L'exécution par le destinataire d'une opposition administrative, fondée sur un titre exécutoire, n'est pas affectée par une contestation postérieure de l'existence, du montant ou de l'exigibilité de la créance. Dès réception de la décision portant sur la contestation, le Trésor public, s'il y a lieu, donne une mainlevée, totale on partielle, de l'opposition administrative ou rembourse les sommes dues au redevable.


4. Les contestations relatives à l'opposition administrative doivent être adressées à l'administration dont dépend le comptable qui a exercé cette poursuite.


5. L'article 7 de la loi n° 72-650 du 11 juillet 1972 portant diverses dispositions d'ordre économique et financier est abrogé.


6. Un décret en Conseil d'Etat détermine les modalités d'application du présent II.

 

L'article 63 institue l’O.T.D pour les produits locaux sur le modèle de l’A.T.D  (nous vous avions tenu informés  le 13 décembre sur notre site Internet). La saisie attribution, notamment auprès des C.A.F a donc vécu.

La procédure se double d'un droit de communication au profit des comptables publics.

 L'article 128 affirme, de manière non équivoque, la procédure d'opposition administrative pour les amendes et condamnations pécuniaires.

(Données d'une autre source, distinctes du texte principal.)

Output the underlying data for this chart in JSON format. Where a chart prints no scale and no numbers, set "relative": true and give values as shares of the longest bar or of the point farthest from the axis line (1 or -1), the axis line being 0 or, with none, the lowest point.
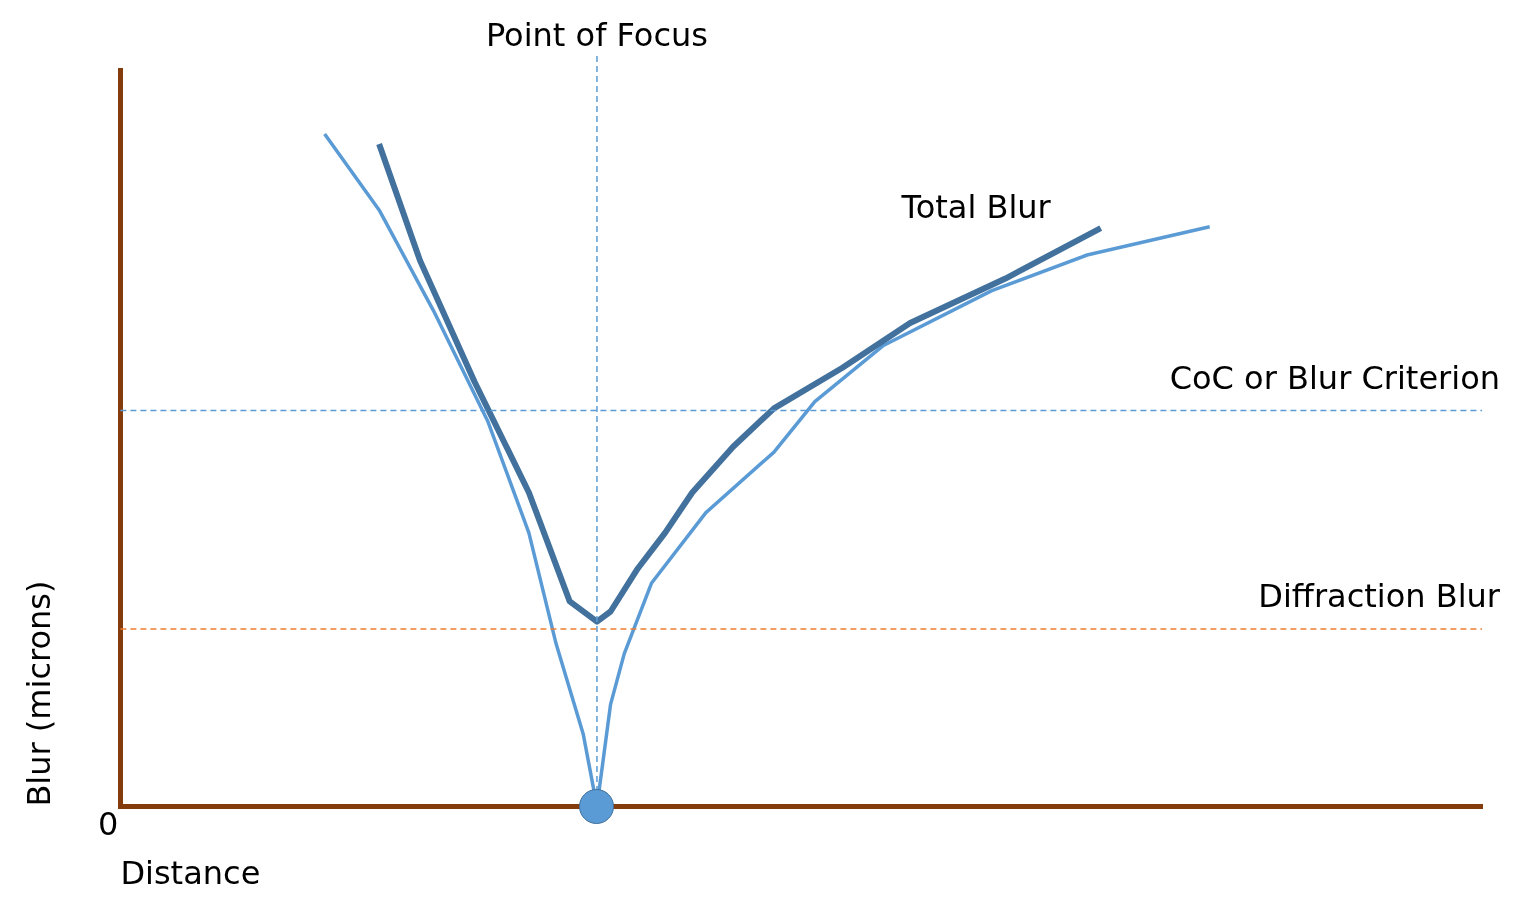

Ces deux articles institutionnalisent le recours aux huissiers de Justice dans une phase préalable dont sont exclus les huissiers du Trésor. Ce recours est même rendu obligatoire pour le recouvrement des produits des collectivités locales. On le voit, la mission de recouvrement du Trésor public est à l'agonie au profit d'intervenants extérieurs.